Principles incorporated in our reviews

  1. Respect, but do not accept, all previous diagnoses without our own assessment or evaluation.
  2. Review the actual imaging studies and, if possible, any biopsies. Do not rely solely on the report.
  3. Explain to the patient and their family (for minors) that they will meet at least two physicians and a genetics counselor who will ask similar questions. Having different people ask the same questions can provide clues to the undiagnosed disease and leads to a better diagnostic plan.
  4. Ask the family to retell the illness from the very beginning. If more than one problem has been identified, use the same approach for each issue.
  5. Conduct an extensive literature search focusing on less-well-known examples of common and uncommon diseases.
  6. Never disregard even the slightest clue in the child, family or environment.
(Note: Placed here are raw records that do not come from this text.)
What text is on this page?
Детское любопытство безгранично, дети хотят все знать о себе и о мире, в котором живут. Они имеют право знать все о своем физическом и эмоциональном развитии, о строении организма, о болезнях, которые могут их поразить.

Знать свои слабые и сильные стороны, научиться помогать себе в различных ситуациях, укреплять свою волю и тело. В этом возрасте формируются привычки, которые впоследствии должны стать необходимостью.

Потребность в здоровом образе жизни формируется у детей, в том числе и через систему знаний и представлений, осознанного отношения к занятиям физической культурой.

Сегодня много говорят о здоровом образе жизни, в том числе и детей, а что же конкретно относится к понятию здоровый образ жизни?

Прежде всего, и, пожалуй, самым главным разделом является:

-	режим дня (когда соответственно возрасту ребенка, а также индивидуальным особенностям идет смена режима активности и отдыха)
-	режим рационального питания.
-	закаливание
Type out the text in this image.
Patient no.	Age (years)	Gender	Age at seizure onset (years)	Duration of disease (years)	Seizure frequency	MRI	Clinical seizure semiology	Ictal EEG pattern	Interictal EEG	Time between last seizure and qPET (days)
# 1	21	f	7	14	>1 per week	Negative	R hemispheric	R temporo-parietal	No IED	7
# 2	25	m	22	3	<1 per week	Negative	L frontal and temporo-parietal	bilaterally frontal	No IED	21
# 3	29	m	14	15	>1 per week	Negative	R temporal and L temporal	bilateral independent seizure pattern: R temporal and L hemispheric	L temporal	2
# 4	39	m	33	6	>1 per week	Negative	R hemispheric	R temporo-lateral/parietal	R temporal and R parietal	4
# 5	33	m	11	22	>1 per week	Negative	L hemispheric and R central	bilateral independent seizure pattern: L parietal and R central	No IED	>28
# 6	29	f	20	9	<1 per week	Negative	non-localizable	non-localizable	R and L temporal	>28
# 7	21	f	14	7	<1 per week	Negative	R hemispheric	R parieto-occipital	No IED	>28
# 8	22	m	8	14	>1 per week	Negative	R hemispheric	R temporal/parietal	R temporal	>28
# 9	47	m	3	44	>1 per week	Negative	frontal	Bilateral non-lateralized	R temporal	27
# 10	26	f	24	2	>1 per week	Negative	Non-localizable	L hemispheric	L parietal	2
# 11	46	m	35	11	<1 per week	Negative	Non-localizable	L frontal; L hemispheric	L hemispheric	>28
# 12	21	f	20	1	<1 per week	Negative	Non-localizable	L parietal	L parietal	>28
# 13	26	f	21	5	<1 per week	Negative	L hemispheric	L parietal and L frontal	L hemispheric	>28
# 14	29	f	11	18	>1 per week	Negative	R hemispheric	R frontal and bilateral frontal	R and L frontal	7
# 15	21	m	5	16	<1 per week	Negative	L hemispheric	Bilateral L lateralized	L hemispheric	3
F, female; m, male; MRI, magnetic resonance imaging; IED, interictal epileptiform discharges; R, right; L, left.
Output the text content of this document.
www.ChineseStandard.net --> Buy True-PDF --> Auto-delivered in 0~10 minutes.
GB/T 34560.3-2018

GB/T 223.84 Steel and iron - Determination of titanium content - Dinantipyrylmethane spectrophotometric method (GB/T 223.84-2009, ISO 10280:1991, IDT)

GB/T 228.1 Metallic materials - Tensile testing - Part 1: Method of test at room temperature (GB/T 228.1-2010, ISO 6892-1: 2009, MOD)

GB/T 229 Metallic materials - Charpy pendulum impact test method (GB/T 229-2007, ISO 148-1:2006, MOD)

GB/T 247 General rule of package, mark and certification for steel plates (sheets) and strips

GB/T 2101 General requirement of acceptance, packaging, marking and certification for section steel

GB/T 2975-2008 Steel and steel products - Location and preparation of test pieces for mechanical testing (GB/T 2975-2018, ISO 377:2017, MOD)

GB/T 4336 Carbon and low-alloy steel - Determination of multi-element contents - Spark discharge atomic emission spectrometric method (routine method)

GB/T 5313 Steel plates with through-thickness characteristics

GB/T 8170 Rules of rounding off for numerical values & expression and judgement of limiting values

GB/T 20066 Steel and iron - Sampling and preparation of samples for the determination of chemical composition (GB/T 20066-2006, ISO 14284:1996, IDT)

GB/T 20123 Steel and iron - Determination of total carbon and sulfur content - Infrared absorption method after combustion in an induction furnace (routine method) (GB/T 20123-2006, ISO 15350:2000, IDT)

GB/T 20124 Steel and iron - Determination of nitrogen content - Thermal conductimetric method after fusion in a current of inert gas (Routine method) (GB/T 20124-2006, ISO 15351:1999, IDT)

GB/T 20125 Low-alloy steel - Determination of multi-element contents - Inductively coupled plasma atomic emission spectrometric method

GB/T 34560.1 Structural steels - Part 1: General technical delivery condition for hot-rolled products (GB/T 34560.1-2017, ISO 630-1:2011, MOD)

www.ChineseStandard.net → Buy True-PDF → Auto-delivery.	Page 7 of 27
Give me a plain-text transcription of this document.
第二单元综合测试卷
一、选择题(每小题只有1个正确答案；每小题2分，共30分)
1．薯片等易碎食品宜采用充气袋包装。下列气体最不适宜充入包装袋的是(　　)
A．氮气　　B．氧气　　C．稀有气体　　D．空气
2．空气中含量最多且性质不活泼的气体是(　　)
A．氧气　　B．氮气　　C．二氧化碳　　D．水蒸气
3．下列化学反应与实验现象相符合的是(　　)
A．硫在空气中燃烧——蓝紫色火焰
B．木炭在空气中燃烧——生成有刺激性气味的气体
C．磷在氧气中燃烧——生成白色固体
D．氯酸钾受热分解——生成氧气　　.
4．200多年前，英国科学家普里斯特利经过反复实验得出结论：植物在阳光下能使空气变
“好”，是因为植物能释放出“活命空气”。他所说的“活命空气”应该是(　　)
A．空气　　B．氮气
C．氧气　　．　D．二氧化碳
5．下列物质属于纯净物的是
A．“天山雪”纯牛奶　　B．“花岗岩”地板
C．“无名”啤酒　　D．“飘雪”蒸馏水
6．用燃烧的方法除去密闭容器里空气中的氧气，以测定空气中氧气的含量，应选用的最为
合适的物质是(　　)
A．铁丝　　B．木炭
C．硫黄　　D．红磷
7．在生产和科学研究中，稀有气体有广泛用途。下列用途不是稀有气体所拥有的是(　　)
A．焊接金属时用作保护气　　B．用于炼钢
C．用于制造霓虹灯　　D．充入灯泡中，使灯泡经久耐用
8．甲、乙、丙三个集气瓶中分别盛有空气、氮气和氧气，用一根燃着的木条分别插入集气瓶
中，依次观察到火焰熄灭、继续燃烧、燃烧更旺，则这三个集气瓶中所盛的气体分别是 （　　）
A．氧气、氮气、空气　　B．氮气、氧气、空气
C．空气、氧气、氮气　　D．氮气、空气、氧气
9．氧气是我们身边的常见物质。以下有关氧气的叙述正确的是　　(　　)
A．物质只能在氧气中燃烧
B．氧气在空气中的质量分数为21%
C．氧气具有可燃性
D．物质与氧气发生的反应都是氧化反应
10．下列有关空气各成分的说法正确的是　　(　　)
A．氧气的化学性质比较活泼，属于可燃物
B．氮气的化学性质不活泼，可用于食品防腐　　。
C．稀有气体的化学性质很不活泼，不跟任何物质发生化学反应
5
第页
  7. Look for patterns of illnesses. When the issue does not fit the pattern, broaden the potential diagnosis.
  8. Consider all potentially helpful tests and recognize that genetic sequencing may be less expensive than many individual candidate gene tests.
  9. If a diagnosis is not immediately made, continue to work with the family.
  10. Use our unique database to help the clinical team evaluate the often large amount of data collected.